FCB, eager to replace the lost Gatorade business, has been in discussion with Coke about another of its brands, competing sports brew Powerade. These conversation, Pepsi argues, endanger the security of Gatorade’s “marketing strategy, confidential and proprietary information”.

According to the lawsuit, FCB's global creative director and chairman of its Chicago office, Jonathan Harries, notified Quaker on October 24 that the Powerade business would be handled from Chicago. Quaker then sought assurances that no FCB employees previously employed on Gatorade would work on the rival brand – a request denied by FCB on grounds that “our internal staffing of assignments remain our prerogative and concern”.

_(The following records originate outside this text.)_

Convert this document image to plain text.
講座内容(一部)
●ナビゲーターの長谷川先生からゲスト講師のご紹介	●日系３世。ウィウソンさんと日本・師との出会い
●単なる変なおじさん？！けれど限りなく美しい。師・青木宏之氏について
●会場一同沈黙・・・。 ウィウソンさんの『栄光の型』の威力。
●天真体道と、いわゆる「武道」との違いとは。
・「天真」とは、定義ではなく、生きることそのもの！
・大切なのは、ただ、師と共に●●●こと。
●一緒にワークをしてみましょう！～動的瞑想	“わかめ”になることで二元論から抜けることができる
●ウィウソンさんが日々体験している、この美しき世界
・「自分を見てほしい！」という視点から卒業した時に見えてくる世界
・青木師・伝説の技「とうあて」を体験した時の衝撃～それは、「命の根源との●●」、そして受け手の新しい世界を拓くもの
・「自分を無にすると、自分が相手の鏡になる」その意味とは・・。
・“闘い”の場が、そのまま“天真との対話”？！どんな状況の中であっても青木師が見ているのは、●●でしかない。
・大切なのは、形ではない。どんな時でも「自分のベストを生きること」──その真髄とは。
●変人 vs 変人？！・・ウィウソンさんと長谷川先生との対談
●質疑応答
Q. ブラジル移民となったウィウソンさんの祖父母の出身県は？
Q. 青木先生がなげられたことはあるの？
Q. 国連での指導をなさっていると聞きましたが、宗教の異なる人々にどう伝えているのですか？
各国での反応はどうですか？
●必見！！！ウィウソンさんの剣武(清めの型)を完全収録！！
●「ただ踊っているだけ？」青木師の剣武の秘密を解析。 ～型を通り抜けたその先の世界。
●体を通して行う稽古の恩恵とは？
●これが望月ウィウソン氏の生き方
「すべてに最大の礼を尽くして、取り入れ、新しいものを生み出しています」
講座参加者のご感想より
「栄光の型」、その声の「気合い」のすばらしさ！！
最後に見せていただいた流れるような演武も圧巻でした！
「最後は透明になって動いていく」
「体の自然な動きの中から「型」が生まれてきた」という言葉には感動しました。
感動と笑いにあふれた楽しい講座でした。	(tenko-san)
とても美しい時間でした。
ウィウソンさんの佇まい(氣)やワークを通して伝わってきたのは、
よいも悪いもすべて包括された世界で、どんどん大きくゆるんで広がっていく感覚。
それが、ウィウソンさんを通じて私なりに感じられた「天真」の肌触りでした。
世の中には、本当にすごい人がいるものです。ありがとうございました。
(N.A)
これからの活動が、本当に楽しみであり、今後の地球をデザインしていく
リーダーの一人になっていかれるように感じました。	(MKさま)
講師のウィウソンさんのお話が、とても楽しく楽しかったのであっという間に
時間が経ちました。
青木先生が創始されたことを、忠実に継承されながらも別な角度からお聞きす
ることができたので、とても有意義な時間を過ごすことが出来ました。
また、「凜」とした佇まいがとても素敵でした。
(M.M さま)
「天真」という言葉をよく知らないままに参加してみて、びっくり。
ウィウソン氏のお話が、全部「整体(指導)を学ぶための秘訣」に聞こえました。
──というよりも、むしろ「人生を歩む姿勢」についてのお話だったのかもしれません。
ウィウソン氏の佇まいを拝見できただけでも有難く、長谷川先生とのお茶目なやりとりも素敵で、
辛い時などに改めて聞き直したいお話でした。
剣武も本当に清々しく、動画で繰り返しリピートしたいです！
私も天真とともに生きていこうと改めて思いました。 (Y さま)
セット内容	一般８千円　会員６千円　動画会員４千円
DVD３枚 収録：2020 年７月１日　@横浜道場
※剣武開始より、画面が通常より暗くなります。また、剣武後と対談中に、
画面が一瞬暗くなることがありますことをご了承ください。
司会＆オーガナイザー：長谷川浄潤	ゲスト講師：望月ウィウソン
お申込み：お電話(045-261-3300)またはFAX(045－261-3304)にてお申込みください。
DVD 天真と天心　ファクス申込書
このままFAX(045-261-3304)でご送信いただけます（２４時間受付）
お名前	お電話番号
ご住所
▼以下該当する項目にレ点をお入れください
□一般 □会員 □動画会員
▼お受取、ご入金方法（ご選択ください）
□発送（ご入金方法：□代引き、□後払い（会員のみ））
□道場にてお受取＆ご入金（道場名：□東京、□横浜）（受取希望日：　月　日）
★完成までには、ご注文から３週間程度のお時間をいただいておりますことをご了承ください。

Alleges the lawsuit: “FCB is not acting and will not act in good faith to protect Quaker's trade secrets and confidential information.” It then proceeds to charge the agency with “breach of contract, a violation of the Illinois Trade Secrets Act and breach of fiduciary duty”. In addition to the staff restraints and prohibitions, Quaker also asks for unspecified monetary damages “in excess of $75,000”.

And lest cynics believe it to be motivated solely by matters commercial, Pepsi/Quaker sounds the fanfare of public interest: “The American consumer will be advantaged by strong and fair competition in the sports drink category,” the lawsuit trumpets, “and should not be deprived of that competition.”